Yesterday I met one of my student. While we were talking he asked me a question.
“Do you think if History is useless?”
“No.” – I answered shortly and he was surprised by it.
“Why?” – he asked me again.
“Because if you don’t know a history of a country, you can’t understand its people.” – I saw the acknowledgment in his eyes, that he found sense in the answer.
He reminded me about my past when as a young school girl I asked myself the same thing. “Why do I need to go to school? Why do I need to study this?”
I even told myself I would never become a teacher, because I don’t want to deal with the kids and teach things they would never use in life. However, in the end I become a tutor. When I started to tutor kids and had to revise the school’s lesson with them, my opinion started to change. But the breakthrough was when I went to British Museum in London and saw all the antique objects of ancient China that I learned at university. I felt so good that I knew what the object was, how it was made and the meaning of it. It was different to look at those antiques with knowledge.

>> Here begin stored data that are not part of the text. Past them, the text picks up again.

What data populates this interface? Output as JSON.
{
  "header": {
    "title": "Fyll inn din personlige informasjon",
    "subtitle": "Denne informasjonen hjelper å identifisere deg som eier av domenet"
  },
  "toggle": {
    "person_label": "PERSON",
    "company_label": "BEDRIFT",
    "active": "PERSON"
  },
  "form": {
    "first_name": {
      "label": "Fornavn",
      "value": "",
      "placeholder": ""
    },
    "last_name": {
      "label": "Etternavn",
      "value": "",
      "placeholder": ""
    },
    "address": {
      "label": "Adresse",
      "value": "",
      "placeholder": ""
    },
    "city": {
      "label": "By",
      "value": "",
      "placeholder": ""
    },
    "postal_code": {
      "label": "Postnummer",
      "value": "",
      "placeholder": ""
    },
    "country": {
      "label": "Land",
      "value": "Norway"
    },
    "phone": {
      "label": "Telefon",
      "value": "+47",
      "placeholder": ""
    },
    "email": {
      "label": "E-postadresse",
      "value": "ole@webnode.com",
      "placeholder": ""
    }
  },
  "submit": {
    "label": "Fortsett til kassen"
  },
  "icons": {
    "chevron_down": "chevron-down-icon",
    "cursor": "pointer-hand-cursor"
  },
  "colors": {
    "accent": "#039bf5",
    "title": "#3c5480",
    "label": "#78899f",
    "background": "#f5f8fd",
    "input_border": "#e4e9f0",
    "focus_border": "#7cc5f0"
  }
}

That was the moment I realized what we learn at school is not useless. More exactly we should figure out a way to make it more practical than theoretical.
Since then I told my student that whatever they study at school, study it well, since they relate to our everyday life. I showed them how to look at them differently. For example:
History. We learn the prehistory, ancient time, medieval and modern age. They are all explained with the fact of what happened in what year. The test are all based on dates and event. And the students can’t understand why they need to study it, because there is no relation to the present. But if we teach in a way like “This happened and today that war place became this tourist attraction. And because of this event, this country has this and people behave like this.” Long words short, we should show the students why it is useful to know those facts in a way it relates to present and our world situation.
The power of “why”
Many children say that school is useless and they hate going to school. Because they don’t know the “why”. They only know they have to go to school, because parents say so. They have to sit there for 6 hours, because the teacher says so. But they themselves don’t know why they do what they are doing.
Once I asked my student: “Why do you go to school?”
He was surprised and looked at me astonished. His first automatic answer was: “Because my parents say so.” The second was “I don’t know.”
And when I encourage him to think more, he said:
“Because I want to have knowledge, so other people can’t look down on me.”
And after he said this out I could see the change in his eyes. I felt as if he didn’t feel revulsion towards school. Turning back to History when I told him why it was useful, he started to be more curious and wanted to find out why other subjects, like Music was useful as well.
I believe every child is clever. And every child is curious for the “Why” and they want to know as much as they can. But when we force them to do it, it will have countereffect. They will start to hate it. As an adult, teacher or parents we should make them understand why they have to do what they are doing. What is the sense of it. That’s the way we don’t put pressure on them and don’t make them hate things that is critically important to us such as school and education.
What I do is after answering so many question I ask them back why that subject is important. That way they can think and figure it out by themselves. The effect is amazing. I can feel their view towards things they don’t like change as they found a meaning to it. And they become more curious about it.
To answer the question in title is a big NO. The main thing is we need to know how to teach it to make it useful and practical to our kids.